Agents also said in the affidavit that they intercepted another call in October 2020 between Suriel and Rios that alerted them to the planned kidnapping. The day before, Rios had called local police to report that someone had broken into his house and stolen one of his dogs. Then he called Suriel to say he thought he knew who had done it because he’d found “his Maine sweater” nearby.

“I want my dog back, Chachi,” Rios said, according to the affidavit. “He got my dog. Who cares about the drugs?”

The affidavit includes their exchange as they planned to arrange a meeting in Massachusetts with the man to buy drugs and then attack him. It quotes Suriel as saying they would put the man in his basement and hold him captive. The document includes another call between the two men a couple of days later as they finalized their plans, and a call Suriel made to his mother to ask her to babysit while he went to help Rios.

Investigators observed Rios and others gathering near his home, and then they tracked the Maine man’s phone as he started traveling south from Portland.
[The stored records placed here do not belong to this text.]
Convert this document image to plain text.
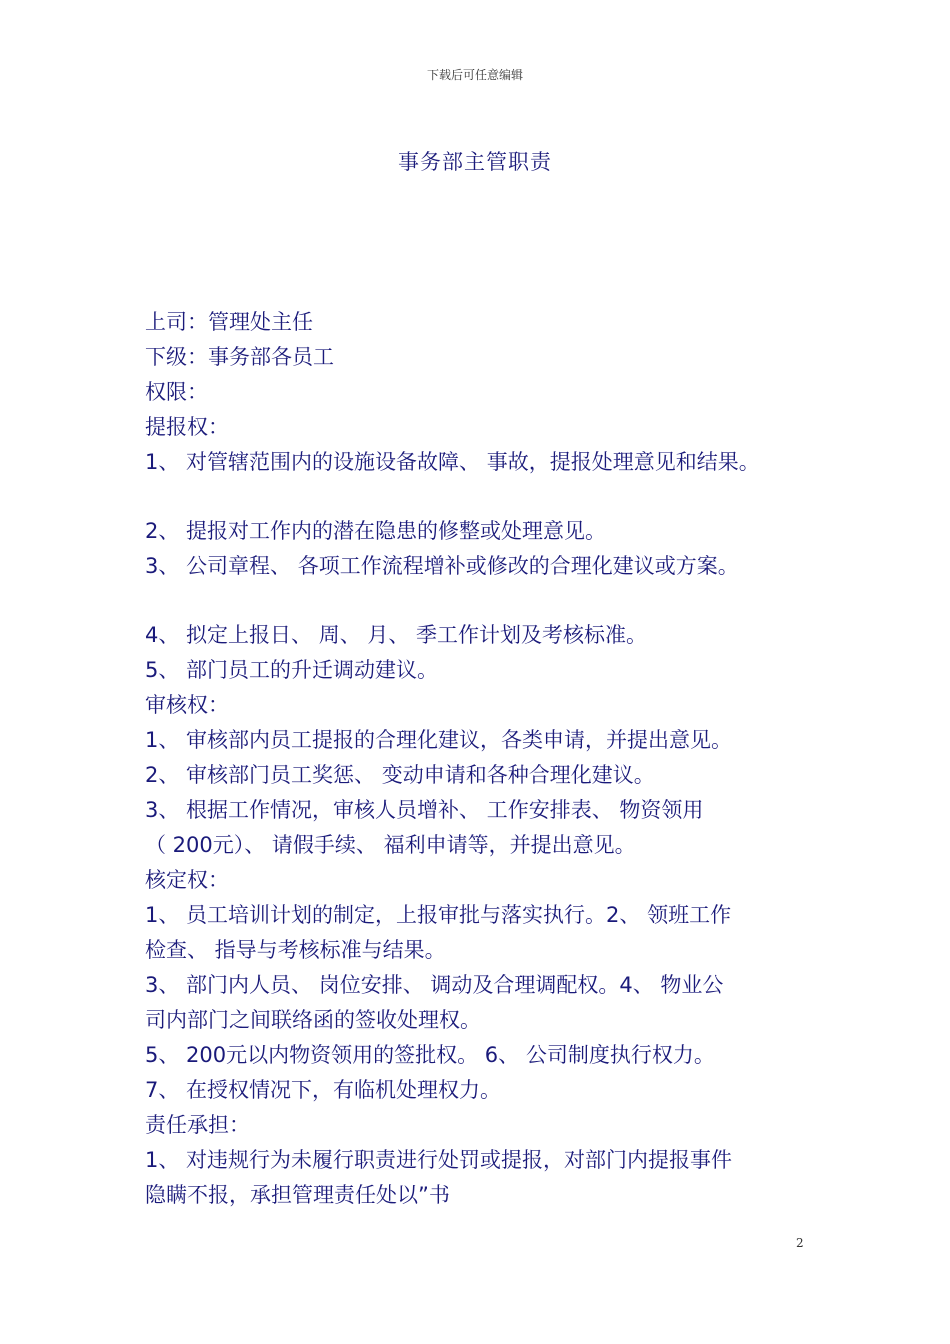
下载后可任意编辑
事务部主管职责
上司：管理处主任
下级：事务部各员工
权限：
提报权：
1、 对管辖范围内的设施设备故障、 事故，提报处理意见和结果。
2、 提报对工作内的潜在隐患的修整或处理意见。
3、 公司章程、 各项工作流程增补或修改的合理化建议或方案。
4、 拟定上报日、 周、 月、 季工作计划及考核标准。
5、 部门员工的升迁调动建议。
审核权：
1、 审核部内员工提报的合理化建议，各类申请，并提出意见。
2、 审核部门员工奖惩、 变动申请和各种合理化建议。
3、 根据工作情况，审核人员增补、 工作安排表、 物资领用
（ 200元）、 请假手续、 福利申请等，并提出意见。
核定权：
1、 员工培训计划的制定，上报审批与落实执行。2、 领班工作
检查、 指导与考核标准与结果。
3、 部门内人员、 岗位安排、 调动及合理调配权。4、 物业公
司内部门之间联络函的签收处理权。
5、 200元以内物资领用的签批权。 6、 公司制度执行权力。
7、 在授权情况下，有临机处理权力。
责任承担：
1、 对违规行为未履行职责进行处罚或提报，对部门内提报事件
隐瞒不报，承担管理责任处以”书
2
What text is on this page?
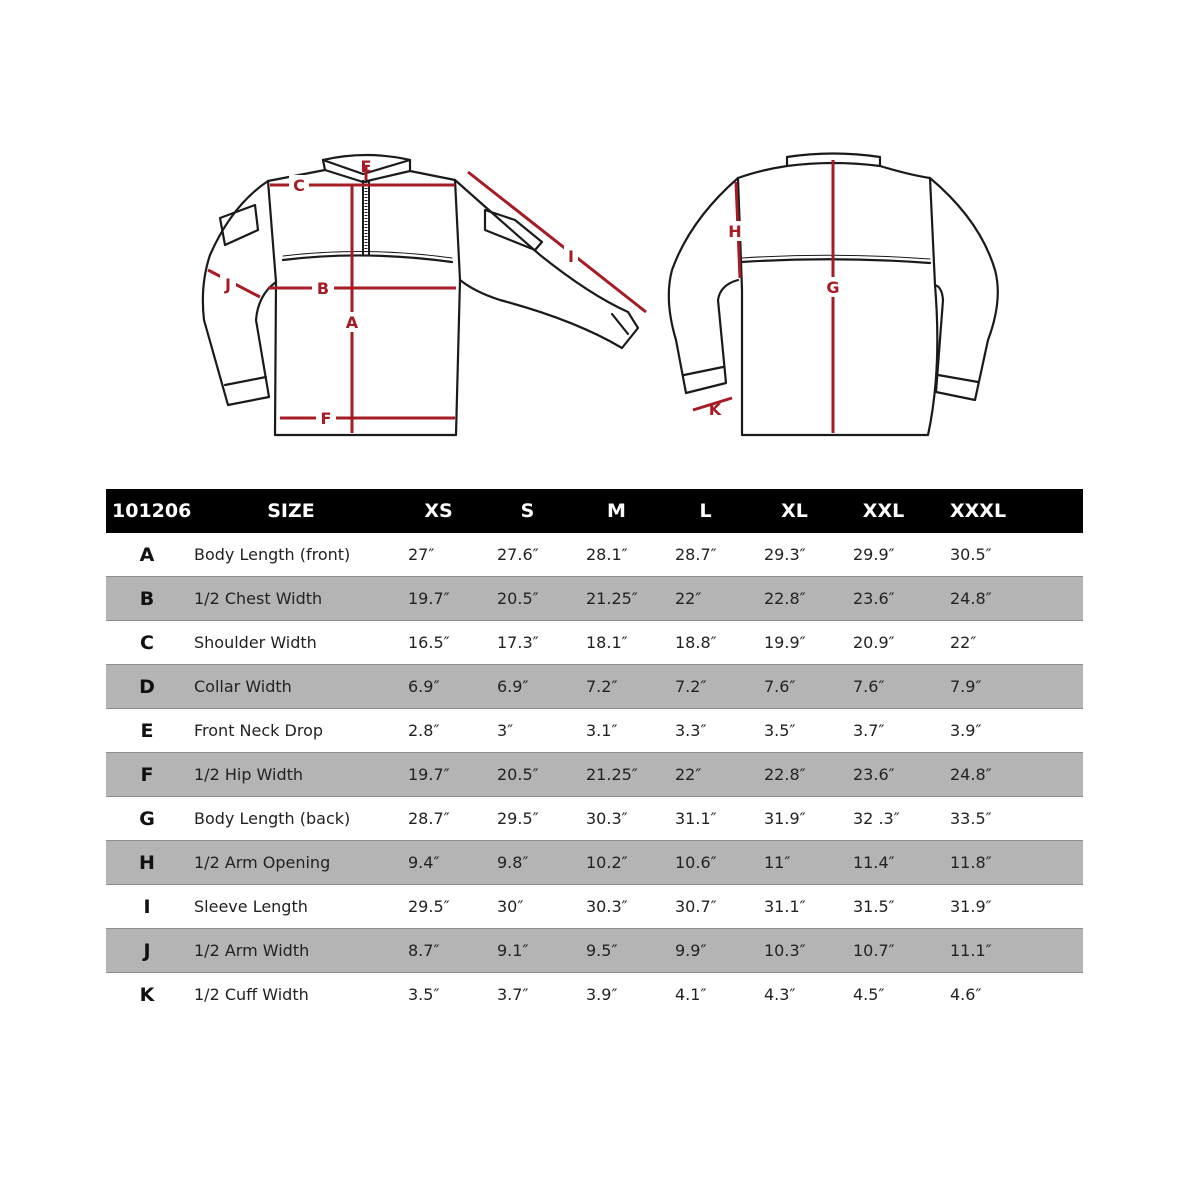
A
B
C
E
F
I
J	G
H
K
101206	SIZE	XS	S	M	L	XL	XXL	XXXL
A	Body Length (front)	27″	27.6″	28.1″	28.7″	29.3″	29.9″	30.5″
B	1/2 Chest Width	19.7″	20.5″	21.25″	22″	22.8″	23.6″	24.8″
C	Shoulder Width	16.5″	17.3″	18.1″	18.8″	19.9″	20.9″	22″
D	Collar Width	6.9″	6.9″	7.2″	7.2″	7.6″	7.6″	7.9″
E	Front Neck Drop	2.8″	3″	3.1″	3.3″	3.5″	3.7″	3.9″
F	1/2 Hip Width	19.7″	20.5″	21.25″	22″	22.8″	23.6″	24.8″
G	Body Length (back)	28.7″	29.5″	30.3″	31.1″	31.9″	32 .3″	33.5″
H	1/2 Arm Opening	9.4″	9.8″	10.2″	10.6″	11″	11.4″	11.8″
I	Sleeve Length	29.5″	30″	30.3″	30.7″	31.1″	31.5″	31.9″
J	1/2 Arm Width	8.7″	9.1″	9.5″	9.9″	10.3″	10.7″	11.1″
K	1/2 Cuff Width	3.5″	3.7″	3.9″	4.1″	4.3″	4.5″	4.6″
The affidavit says agents then stopped the car, seized two pounds of marijuana and informed the man that there was “a threat to his safety.” He and two other people in the car were released, and it is not clear whether he ever faced criminal charges as a result of the stop.

“Based on the interception of Victim 1, I believe agents thwarted the planned kidnapping,” FBI Special Agent Dustin Poulin wrote in the affidavit.